Os parlamentares, ao serem indicados para integrar uma Comissão Parlamentar de Inquérito, estão representando os partidos políticos a cujos quadros pertencem, de forma a respeitar a proporção desses mesmos partidos, de maneira a cumprir o disposto no art. 58, § 1º, da Carta Política.

É ela, a Constituição, omissa sobre o modo de nomeação ou de afastamento dos membros de uma Comissão Parlamentar de Inquérito, cabendo, portanto, ao regimento interno do Parlamento regular a matéria.

Assim preleciona Duguit, em seu festejado Droit Constitutionnel, verbis:

Règlement des chambres. – Le réglement est un ensemble de dispositions par voie générale déterminant l’ordre et la méthode des travaux dans chaque chambre. C’est en quelque sorte la loi interne de chaque assemblée. Par la force des choses, les règlements des assemblées politiques contiennent souvent des dispositions très importantes, qui pourraient très justement trouver leur place dans la loi constitutionnelle.” (DUGUIT, Léon. Manuel de Droit Constitutionnel. Paris: E. de Boccard Éditeur, 1923. p. 430, n. 101)

No mesmo sentido é o magistério de Saint-Prix, verbis:

(...) le règlement renferme la procédure parlementaire (...) Les dispositions du règlement destinées à procurer l’application d’un article constitutionel (...) sont de véritables lois organiques; Eles doivent être observées jusqu’à modification régulière.” (SAINT-PRIX. Théorie du Droit Constitutionnel. Paris: Libr. De La Cour de Cassation, 1851-1853. p. 430-1)

O mesmo sucede com a lição de J. Barthélemy, ao aduzir, verbis:

Il y a un règlement intérieur des commissions, les dispositions écrites en figurent au règlement générale de l’assemblée; mais il y a un grand nombre des dispositions coutumières.” (BARTHÉLEMY, J. Essai sur le Travail Parlementaire. Paris: Libr. Delagrave, 1934. p. 115)

Vale aqui, ainda, a observação de Frederico Mohrhoff, o corifeu do direito parlamentar italiano, verbis:

Altra fonte specifica del diritto parlamentare sono i regolamenti interni delle assemblee politiche, i qualli compilati in forza di un’autorizzazione tacita od espressa del legislatore contengono quasi tutto quello che potrebbe definirsi diritto parlamentare scritto. Tali regolamenti, dai qualli dipende in gran parte il buon funzionamento delle assemblee legislative (...).” (MOHRHOFF, Frederico. Trattato di Diritto e Procedura Parlamentare. Roma: Dott. G. Bardi Editore, 1948. p. 17)

Creio que tal entendimento tem plena aplicação ao Direito Pátrio.

Com efeito, da simples leitura do art. 58 da Carta Magna, resulta que o Poder Legislativo se rege de acordo com o seu regimento interno, que lhe cabe elaborar, disciplinando a sua organização e polícia e o provimento dos cargos de seus serviços.

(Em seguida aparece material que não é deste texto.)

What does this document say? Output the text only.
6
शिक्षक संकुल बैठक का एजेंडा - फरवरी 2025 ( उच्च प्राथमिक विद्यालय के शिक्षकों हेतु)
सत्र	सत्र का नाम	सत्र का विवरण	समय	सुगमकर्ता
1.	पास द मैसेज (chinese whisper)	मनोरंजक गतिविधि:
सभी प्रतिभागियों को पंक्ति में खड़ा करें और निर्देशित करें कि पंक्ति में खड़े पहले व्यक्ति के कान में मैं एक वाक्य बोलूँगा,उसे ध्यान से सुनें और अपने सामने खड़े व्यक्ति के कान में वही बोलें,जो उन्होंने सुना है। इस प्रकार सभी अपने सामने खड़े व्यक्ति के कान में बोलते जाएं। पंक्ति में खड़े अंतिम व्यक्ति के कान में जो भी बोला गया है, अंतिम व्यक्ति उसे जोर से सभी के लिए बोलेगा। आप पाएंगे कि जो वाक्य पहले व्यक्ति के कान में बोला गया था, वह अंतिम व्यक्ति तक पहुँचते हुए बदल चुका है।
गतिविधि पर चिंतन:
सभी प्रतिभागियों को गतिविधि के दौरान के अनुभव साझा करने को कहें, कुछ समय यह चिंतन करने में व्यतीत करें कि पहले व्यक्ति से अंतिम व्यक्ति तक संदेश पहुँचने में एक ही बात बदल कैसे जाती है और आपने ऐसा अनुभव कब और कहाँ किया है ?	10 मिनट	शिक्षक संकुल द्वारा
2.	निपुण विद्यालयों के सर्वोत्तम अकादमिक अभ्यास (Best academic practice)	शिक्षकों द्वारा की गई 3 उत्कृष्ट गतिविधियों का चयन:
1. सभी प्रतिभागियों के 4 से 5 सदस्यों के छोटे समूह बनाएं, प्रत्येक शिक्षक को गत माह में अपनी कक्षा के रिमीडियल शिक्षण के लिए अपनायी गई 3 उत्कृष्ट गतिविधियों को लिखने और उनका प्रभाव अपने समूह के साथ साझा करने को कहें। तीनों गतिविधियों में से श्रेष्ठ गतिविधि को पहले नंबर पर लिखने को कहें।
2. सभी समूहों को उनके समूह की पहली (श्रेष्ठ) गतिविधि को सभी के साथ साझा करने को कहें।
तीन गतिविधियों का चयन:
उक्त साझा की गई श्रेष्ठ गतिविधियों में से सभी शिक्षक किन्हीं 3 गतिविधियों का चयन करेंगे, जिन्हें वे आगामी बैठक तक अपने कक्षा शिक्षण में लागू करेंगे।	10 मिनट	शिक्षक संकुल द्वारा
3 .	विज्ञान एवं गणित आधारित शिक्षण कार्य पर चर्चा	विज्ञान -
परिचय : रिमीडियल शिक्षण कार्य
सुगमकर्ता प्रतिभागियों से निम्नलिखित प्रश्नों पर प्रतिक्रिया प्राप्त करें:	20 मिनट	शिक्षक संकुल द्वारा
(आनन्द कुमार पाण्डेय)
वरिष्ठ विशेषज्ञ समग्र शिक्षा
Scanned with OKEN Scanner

O que importa, porém, acentuar é que nada impede que o regimento interno contenha dispositivo prevendo que, a pedido do líder de determinado partido político, o Presidente do Parlamento nomeie ou substitua membro de uma Comissão Parlamentar de Inquérito.

Realmente, a Constituição, em seu art. 58, § 1º, estatui que, “na constituição das Mesas e de cada Comissão, é assegurada, tanto quanto possível, a representação proporcional dos partidos ou dos blocos parlamentares que participam da respectiva Casa”, sendo, pois, lícito à agremiação política participar ou não de qualquer comissão, ou, então, retirar-se da mesma comissão, consoante sua deliberação, comunicando o fato ao Presidente da Casa Legislativa para que efetive tal medida.

Trata-se, assim, de consideração circunscrita ao âmbito partidário, de natureza eminentemente política.

Nesse sentido, pontifica Vincenzo Miceli, ao se referir à composição das comissões legislativas, verbis:

(...) in genere non sono i criteri tecnici, ma i criteri politici quelli che guidano la camera nella composizione di essa. La scelta dei suoi componenti diventa questione di partito (...).” (MICELI, Vincenzo. Principii di Diritto Parlamentare. Milano: Società Editrice Libraria, 1910. p. 101)

Nesse sentido, também, orienta-se o direito parlamentar na Inglaterra, conforme noticia G. Campion em CAMPION, G. An Introduction to the Procedure of the House of Commons. London: Philip Allan & Co. Ltd., 1929. p. 217 e seguintes.

É no sentido exposto o pensamento de Bernard Schwartz, ao ilustrar o modelo norte-americano das comissões legislativas, verbis:

“No Congresso americano, a designação dos membros para as diferentes comissões permanentes e a escolha dos presidentes dessas comissões estão entre os primeiros atos de cada câmara ao se iniciar um novo período legislativo. No curso normal dos acontecimentos, o Senado e a Câmara dos Representantes simplesmente ratificam as escolhas já feitas nas reuniões dos dois partidos. A composição política das comissões corresponde aproximadamente à da própria câmara, sendo que o partido majoritário possui a maioria de membros em cada comissão permanente, enquanto a minoria é representada em proporção à sua força numérica na câmara em questão.” (SCHWARTZ, Bernard. American Constitutional Law. Cambridge: Cambridge University Press, 1955. p. 89)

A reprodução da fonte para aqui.